Halo, Gaes! Setelah puas menikmati keindahan destinasi Pariwisata Indonesia di Papua Selatan yang masih alami, jangan lupa melengkapi liburan lo dengan membeli cinderamata khas Bumi Cenderawasih. Nah! Salah satu cinderamata yang gue rekomendasiin adalah Ukiran Asmat.
Seperti namanya, cinderamata yang satu ini emang merupakan hasil kerajinan tangan berupa seni ukir yang berasal dari Suku Asmat. Kerajinan yang di tahun 2013 telah ditetapkan sebagai Warisan Budaya Tak Benda Indonesia ini emang cukup terkenal. Eits!
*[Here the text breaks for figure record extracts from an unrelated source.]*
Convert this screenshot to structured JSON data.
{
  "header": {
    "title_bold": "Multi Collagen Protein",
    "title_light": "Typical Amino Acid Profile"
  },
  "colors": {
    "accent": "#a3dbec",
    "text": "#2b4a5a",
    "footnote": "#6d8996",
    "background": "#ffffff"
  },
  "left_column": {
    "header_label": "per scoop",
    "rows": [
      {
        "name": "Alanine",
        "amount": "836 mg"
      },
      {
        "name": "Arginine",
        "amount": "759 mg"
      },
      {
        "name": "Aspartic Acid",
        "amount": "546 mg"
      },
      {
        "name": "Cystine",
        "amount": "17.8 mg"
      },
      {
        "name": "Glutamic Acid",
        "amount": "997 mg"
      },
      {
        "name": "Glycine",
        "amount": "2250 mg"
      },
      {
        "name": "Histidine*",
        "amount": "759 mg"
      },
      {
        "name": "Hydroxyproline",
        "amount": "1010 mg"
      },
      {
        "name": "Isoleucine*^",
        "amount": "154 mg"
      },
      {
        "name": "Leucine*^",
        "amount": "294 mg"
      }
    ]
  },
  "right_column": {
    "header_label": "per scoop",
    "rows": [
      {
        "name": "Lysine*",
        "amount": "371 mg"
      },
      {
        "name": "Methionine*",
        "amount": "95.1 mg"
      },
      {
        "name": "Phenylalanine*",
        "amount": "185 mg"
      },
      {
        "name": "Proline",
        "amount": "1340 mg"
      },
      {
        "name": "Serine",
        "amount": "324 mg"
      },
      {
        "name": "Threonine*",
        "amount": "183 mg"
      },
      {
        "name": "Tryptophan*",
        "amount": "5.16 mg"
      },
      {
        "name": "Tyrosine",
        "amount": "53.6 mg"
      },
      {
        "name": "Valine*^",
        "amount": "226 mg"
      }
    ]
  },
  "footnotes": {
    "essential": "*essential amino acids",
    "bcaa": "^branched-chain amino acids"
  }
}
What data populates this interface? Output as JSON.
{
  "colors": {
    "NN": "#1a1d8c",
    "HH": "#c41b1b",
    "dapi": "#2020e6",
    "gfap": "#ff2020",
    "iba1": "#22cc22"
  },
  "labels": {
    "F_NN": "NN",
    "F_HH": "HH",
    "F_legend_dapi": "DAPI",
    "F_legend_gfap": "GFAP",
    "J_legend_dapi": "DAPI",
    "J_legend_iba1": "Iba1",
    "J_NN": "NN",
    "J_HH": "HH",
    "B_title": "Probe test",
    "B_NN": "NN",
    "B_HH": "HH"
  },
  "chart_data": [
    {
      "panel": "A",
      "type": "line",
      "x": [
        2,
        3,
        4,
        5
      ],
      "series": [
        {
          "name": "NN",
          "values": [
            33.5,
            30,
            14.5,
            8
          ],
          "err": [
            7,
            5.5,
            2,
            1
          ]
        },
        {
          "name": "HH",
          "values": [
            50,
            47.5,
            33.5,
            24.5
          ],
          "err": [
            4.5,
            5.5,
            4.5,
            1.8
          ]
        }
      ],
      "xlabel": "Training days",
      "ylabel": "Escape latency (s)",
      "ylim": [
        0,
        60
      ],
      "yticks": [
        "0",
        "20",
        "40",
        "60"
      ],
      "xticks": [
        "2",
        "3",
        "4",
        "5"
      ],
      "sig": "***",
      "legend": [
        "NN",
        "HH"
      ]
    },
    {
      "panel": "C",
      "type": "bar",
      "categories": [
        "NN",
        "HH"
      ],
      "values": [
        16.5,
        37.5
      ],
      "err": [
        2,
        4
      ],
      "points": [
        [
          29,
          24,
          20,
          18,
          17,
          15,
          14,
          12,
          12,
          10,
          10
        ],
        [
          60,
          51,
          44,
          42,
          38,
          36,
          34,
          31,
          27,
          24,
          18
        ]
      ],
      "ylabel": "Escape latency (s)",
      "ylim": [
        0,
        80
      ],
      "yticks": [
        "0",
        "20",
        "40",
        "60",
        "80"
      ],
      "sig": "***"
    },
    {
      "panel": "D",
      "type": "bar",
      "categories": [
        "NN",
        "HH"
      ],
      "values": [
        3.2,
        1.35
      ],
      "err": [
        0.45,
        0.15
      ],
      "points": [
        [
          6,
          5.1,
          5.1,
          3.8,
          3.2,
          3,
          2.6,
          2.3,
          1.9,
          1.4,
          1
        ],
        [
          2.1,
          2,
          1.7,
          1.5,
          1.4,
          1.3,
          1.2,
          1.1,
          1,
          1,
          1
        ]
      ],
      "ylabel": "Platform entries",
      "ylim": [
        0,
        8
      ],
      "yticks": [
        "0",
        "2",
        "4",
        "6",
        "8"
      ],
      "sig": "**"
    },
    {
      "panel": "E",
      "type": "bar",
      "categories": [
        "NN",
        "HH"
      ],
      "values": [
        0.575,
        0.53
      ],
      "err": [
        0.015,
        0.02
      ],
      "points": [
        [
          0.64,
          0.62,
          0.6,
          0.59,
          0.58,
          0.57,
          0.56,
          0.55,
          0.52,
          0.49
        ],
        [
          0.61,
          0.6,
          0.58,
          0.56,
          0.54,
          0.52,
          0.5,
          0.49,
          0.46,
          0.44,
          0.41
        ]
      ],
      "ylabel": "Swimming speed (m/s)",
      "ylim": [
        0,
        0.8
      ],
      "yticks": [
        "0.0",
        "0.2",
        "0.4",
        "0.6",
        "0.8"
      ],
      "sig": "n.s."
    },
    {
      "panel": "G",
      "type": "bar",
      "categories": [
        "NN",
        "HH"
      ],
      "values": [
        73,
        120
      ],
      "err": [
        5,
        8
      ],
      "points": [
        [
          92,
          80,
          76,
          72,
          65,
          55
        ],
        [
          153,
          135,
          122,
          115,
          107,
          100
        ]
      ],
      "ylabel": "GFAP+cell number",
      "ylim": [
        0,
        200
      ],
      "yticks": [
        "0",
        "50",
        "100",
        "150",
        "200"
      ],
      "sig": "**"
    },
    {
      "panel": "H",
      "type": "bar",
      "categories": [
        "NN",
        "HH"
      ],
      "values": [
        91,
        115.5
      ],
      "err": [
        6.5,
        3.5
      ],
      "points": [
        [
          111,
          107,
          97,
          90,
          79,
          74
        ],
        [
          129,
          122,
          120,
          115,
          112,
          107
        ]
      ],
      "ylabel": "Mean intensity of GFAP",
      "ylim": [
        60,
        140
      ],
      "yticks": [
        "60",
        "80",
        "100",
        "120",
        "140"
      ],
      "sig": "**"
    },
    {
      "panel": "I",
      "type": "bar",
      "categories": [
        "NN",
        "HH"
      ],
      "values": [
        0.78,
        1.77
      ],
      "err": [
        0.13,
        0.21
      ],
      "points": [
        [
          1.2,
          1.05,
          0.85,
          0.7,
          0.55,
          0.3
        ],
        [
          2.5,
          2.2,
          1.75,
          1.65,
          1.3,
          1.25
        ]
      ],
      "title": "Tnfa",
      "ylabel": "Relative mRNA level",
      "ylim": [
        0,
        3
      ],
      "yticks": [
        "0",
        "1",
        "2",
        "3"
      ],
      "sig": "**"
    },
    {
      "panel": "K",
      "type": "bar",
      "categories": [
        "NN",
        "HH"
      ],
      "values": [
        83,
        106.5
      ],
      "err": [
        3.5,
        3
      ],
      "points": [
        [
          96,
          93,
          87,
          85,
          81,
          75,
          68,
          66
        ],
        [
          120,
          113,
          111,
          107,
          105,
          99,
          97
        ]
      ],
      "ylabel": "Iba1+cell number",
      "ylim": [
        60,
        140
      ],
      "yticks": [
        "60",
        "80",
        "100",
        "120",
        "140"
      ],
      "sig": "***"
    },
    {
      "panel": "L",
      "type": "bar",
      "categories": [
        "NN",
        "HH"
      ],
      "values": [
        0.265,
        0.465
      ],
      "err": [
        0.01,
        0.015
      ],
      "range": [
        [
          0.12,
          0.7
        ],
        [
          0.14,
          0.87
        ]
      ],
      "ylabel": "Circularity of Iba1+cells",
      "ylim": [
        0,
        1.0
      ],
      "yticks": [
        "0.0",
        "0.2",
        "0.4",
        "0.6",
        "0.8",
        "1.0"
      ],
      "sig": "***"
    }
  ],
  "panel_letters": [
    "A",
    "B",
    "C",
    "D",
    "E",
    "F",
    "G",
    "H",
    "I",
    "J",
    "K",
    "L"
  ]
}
Bukan hanya di kalangan masyarakat Papua, tapi juga Indonesia dan dunia. Wah! Bikin bangga banget, kan?
Ukiran Suku Asmat bukan sekedar ukiran biasa, ya Gaes ya. Ukiran ini sangat rapi dan punya detail-detail yang rumit. Makanya, kerajinan tangan yang satu ini banyak diburu oleh para penggemar seni. Bahkan Pablo Picasso, seniman terkenal Eropa, disebut-sebut mengagumi Ukiran Asmat ini, loh.
Masyarakat Suku Asmat percaya bahwa pengetahuan dan kemampuan mengukir ini diturunkan oleh nenek moyang mereka yang bernama Fumiripitsy, Gaes. Menurut Suku Asmat, Fumiripitsy adalah seorang ahli ukir yang sudah membuat tifa yang indah sekali yang diberi nama Eme. Selain itu, Fumiripitsy juga membuat patung-patung yang diberi nama Mbis.
Konon saat Eme ditabuh, Mbis akan menjelma menjadi manusia dan menari mengikuti iringan musik. Maka, Fumiripitsy pun memutuskan Mbis untuk menjadi anak-anaknya. Kemampuan seni ukir dari Fumiripitsy ini pun diwariskan secara turun temurun. Seperti menari dan menganyam, bagi Suku Asmat mengukir adalah bagian dari kehidupan, Gaes.


(Foto : Detik.com)
Biasanya, kayu besi adalah jenis kayu yang digunakan oleh Suku Asmat untuk membuat ukiran. Kayu besi atau ulin (Eusideroxylon Zwageri Teijsm & Binn) merupakan jenis pohon yang menghasilkan kayu keras dengan berkualitas tinggi. Pohon yang bisa mencapai tinggi 50 meter dan diameter 120 cm ini tahan dari perubahan kelembapan, suhu, air laut, hingga serangan rayap dan serangga penggerek batang. Selain memiliki karakteristik sangat keras dan awet, pohon ini juga bisa hidup hingga ratusan tahun, loh.
Pada masa lalu, Suku Asmat menggunakan tulang burung kasuari sebagai alat untuk memahat. Tapi pada tahun 1907, dalam ekspedisinya, Lorentz dan timnya melakukan pertukaran barang dengan Suku Asmat. Mereka menukar pisau besi, kapak besi, dan kaleng makanan dengan Ukiran Asmat.
Bagi Suku Asmat saat itu, benda-benda logam tersebut merupakan benda baru yang langsung mereka gemari. Soalnya, logam-logam tersebut menjadikan pekerjaan memahat mereka lebih mudah dibanding menggunakan tulang kasuari.
Ukiran Asmat bisa dikategorikan dalam tiga jenis, yaitu patung besar, patung kecil, dan ukiran alat-alat keperluan, seperti tifa, dayung, tombak, perahu, perisai, busur, dan sebagainya. Motif-motif ukiran ini berhubungan erat dengan mitos, legenda, dan kepercayaan Suku Asmat, Gaes.
Ada beberapa motif yang bisa ditemukan dalam Ukiran Asmat, misalnya motif yang berhubungan dengan alam, seperti kelelawar, burung cenderawasih, dan ikan. Ada juga motif yang berhubungan dengan aktifitas, seperti berburu, berperang, mencari ikan, atau gambar yang merefleksikan kehidupan leluhur.
Suku Asmat percaya bahwa ukiran adalah penghubung antara dunia manusia dan dunia arwah. Umumnya, ukiran ini digunakan untuk ritual dan penghormatan terhadap nenek moyang. Suku Asmat membuat patung yang diberi nama sesuai dengan nama orang yang sudah meninggal untuk mengenang atau mengingat mereka. Jika si nenek moyang meninggal karena terbunuh, maka patung tersebut menjadi pengingat untuk membalaskan dendam.
Eits! Tapi, ukiran-ukiran ini juga ada yang diperjualbelikan, loh. So, lo bisa menjadikannya cinderamata saat berkunjung ke destinasi Pariwisata Indonesia di Papua Selatan. Jangan sampai diskip, ya Gaes ya.